VIA PRESS RELEASE | James Marcus Haney, the LA based photographer and director of the acclaimed music documentary No Cameras Allowed announces the release of his first photo book, Fanatics.
Haney pulls together photographs of fans from his time touring with Coldplay, Elton John, and Mumford & Sons, alongside the countless festivals and shows he’s been to right across the world. Capturing the spirit and sheer elation of witnessing live music with friends, the book features imagery from concerts in 35 different countries, spanning the decade of 2010-2020.
Accompanying these images are stories and testimonials from musicians Haney has toured alongside, including Chris Martin of Coldplay, Alex Ebert of Edward Sharpe, Maggie Rogers, Lars Ulrich from Metallica, Marcus Mumford of Mumford & Sons, Albert Hammond JR of The Strokes and many more, all talking about the importance of fans and anecdotes and memories of their own as fans themselves. The book opens with a foreword penned by Elton John, who Haney has also been out on the road with.
Explaining the inspiration behind the book, Haney recalls: “Back when I was in college, I couldn’t afford to go to music festivals so I would sneak into them with my friends. Often, I used a ‘borrowed’ camera from school and posed as a press photographer. I filmed all the bands I loved and used the guise of a fake press pass to get as close to the stage as possible.
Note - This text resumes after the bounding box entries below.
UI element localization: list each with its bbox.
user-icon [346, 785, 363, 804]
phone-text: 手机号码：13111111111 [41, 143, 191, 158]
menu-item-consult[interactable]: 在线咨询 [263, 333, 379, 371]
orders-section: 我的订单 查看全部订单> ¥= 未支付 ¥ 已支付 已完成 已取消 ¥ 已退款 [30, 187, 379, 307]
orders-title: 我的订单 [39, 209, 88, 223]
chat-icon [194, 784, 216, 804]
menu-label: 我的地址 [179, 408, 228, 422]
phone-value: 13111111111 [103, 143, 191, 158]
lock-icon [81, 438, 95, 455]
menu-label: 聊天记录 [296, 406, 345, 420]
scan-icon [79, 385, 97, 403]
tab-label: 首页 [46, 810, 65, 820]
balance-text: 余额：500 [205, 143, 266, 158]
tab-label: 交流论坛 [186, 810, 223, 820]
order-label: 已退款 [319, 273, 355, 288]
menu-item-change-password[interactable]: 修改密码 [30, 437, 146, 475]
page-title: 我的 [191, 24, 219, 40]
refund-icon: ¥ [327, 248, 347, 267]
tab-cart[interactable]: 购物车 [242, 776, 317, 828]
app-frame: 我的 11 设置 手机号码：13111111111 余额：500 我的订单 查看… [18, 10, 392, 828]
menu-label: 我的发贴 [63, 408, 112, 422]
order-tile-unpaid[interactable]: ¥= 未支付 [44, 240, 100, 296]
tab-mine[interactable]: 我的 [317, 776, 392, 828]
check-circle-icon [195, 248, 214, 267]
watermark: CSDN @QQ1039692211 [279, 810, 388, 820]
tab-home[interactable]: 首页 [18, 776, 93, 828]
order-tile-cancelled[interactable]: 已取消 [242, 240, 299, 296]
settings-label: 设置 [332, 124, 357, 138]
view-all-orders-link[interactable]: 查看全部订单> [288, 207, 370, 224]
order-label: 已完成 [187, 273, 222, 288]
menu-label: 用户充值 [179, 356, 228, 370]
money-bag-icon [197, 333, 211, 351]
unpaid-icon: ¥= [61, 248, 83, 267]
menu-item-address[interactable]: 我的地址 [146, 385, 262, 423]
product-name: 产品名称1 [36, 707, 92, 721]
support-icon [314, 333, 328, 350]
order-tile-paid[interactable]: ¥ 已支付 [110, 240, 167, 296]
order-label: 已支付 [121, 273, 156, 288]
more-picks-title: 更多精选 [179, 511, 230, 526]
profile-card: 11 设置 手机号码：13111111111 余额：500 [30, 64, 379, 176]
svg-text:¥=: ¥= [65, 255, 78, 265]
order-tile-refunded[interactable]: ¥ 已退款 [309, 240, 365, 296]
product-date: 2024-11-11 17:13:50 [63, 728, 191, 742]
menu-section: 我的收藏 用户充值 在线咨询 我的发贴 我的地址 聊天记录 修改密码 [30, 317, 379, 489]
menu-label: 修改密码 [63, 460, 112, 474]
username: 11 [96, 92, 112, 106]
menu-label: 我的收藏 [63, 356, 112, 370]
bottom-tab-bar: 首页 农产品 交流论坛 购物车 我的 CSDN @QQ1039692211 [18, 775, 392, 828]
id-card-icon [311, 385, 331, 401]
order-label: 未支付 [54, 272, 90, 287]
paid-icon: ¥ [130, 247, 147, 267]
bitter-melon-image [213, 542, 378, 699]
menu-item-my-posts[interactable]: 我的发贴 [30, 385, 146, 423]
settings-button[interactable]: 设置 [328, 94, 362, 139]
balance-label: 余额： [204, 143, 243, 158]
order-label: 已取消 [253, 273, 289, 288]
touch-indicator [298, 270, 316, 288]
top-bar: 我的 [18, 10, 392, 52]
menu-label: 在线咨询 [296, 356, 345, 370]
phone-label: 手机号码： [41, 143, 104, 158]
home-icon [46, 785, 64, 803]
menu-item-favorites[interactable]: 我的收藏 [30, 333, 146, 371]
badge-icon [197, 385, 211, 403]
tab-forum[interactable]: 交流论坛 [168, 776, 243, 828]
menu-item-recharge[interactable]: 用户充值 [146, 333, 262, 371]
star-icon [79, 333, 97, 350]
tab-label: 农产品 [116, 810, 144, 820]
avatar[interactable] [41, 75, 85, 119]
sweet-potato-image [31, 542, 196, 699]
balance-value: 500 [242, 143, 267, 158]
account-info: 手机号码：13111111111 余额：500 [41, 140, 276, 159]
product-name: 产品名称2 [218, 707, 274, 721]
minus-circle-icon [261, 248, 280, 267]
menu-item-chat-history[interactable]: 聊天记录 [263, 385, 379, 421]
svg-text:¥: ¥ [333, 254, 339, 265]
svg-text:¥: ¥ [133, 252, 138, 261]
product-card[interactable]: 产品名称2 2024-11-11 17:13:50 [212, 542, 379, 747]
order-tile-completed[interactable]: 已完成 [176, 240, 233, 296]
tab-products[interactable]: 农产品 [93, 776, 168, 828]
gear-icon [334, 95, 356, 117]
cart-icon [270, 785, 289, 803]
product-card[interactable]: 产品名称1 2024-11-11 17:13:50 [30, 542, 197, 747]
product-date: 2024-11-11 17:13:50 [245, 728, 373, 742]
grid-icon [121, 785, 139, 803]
After a few festivals, I cut together a short documentary of my friends and I sneaking into Coachella and Bonnaroo. At another show, I handed a roadie a burnt DVD copy of my short doc, who then passed it onto the band he was teching for, Mumford & Sons. Soon, I found myself on an old-school vintage train chugging across America with Mumford & Sons, Edward Sharpe & The Magnetic Zeros, and Old Crow Medicine Show as part of the Railroad Revival Tour.
“My passion for touring came at a cost though: as my time on the road coincided with my final exams at film school. I forfeited a college degree but made some of the best friends of my life and embarked on a career adventure that I could never have dreamed of. Through touring the world with artists like Mumford & Sons, Elton John, and Coldplay, I was able to immerse into all sorts of cultures and musical worlds and all sorts of wild crowds and fans. I found myself taking photos of fans everywhere—there was something so captivating about watching people completely lost in the music, witnessing that spiritual experience.
“This book is a culmination of a decade of touring the world and the truckload of film negatives that have amassed in that time. It captures the emotions, fashions, and faces of the 2010 decade through live music. And it is only now, from the depths of pandemic, do these photographs remind us of a time, so recent yet so different, and represent the ultimate experience to look forward to again.”
Words on Fanatics by Elton John | Fanatics is a book that celebrates that dedication, that music fan’s rite of passage, what you might call the magical festival spirit. It’s partly the sense that you can do whatever you want—get drunk, get high, have sex, whatever—at least for a weekend. And it’s partly that the one thing that’s bonding everyone together at a festival is the love of music. You can see that spirit, that common humanity, in the photos in this book.
“Marcus has captured that indomitable festival spirit brilliantly through these photographs. With his trusted camera in hand, he’s the ultimate fly on the wall, or the fly on the canvas of the tent. He seizes these moments, almost like the invisible man, catching people in every imaginable state—in rapture and in decay, the ecstasy and the agony.”